The reason why it was called the Island of No Return is that during that time when a leprous member of the family was collected for segregation, families knew that it would be the last time they would see him or her.

Culion Museum or Leprosy Museum

Established in 1997, the island’s fascinating history is documented in the Culion Museum, which displays photographs, books, and artifacts. A glimpse to the museum is worth it and will bring you back to the memory of Culion.



Experience Culion!

From Manila, there are two options that will bring you to the historical Culion Island.
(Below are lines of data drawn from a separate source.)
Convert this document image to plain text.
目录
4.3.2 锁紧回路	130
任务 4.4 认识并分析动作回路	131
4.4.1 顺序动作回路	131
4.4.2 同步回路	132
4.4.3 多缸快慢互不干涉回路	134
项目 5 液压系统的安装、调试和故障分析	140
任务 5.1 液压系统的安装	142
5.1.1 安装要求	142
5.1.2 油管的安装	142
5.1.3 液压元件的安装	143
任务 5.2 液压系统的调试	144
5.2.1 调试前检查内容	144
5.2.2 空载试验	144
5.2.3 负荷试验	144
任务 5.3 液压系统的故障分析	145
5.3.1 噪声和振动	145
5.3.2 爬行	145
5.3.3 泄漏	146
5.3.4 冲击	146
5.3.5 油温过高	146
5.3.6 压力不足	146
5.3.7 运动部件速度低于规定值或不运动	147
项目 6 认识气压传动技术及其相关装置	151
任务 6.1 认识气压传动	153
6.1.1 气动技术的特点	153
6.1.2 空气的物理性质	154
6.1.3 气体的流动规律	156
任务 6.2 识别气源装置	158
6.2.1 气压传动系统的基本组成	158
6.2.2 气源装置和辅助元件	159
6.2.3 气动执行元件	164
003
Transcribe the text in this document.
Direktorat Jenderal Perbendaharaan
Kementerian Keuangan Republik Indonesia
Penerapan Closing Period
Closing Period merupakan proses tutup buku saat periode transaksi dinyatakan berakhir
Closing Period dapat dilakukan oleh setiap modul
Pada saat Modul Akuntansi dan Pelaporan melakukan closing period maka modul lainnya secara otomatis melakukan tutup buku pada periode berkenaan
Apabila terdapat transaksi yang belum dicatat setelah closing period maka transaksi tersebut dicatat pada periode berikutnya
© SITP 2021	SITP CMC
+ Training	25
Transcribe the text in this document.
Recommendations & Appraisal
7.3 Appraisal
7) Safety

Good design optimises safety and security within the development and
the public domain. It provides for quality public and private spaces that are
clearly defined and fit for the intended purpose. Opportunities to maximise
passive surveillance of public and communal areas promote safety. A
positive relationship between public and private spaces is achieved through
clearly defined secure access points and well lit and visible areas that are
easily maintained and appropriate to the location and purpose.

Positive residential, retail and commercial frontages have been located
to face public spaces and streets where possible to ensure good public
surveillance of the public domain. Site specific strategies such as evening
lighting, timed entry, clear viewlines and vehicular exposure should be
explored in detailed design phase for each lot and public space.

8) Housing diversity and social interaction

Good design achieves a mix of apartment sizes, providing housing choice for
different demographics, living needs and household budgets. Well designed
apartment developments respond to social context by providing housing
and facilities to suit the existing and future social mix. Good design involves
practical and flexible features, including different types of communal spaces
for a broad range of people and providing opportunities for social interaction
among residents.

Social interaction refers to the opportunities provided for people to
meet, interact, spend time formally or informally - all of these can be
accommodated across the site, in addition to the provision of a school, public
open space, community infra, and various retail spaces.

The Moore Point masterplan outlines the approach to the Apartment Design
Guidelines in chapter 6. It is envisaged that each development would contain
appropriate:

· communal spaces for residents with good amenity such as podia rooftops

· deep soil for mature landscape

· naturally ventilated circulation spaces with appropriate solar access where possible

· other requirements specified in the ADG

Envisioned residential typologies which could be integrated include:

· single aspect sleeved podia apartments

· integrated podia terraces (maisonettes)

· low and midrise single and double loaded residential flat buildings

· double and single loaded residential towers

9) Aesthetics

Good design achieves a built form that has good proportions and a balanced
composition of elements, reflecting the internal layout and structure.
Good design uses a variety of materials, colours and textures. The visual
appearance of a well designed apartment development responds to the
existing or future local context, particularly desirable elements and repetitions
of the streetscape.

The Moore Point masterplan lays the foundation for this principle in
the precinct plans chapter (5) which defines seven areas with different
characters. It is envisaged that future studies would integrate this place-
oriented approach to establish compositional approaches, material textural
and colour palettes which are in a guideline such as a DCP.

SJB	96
By Air: Busuanga is the most popular jump off point to Culion. PAL Express, Asian Spirit, and SEAir have direct flights to Busuanga. Travel time is around an hour. From Busuanga, catch a jeepney for a 30-minute ride to Coron Poblacion, and then take an hour and a half banca/pumpboat ride to Culion.

By Water: Super Ferry and Negros Navigation have Coron-bound ferries that leave Manila once a week (Thursday for NN and Friday for Super Ferry). It is a twelve-hour ferry ride. From Coron, take an hour and a half banca/pumpboat ride to Culion.

Where to Stay: Aplaya Lodging House and Resort is the only tourist lodging facility in Culion today. The place is strategically located in the seaside and offers a magnificent view of the sea and Culion’s neighboring islands.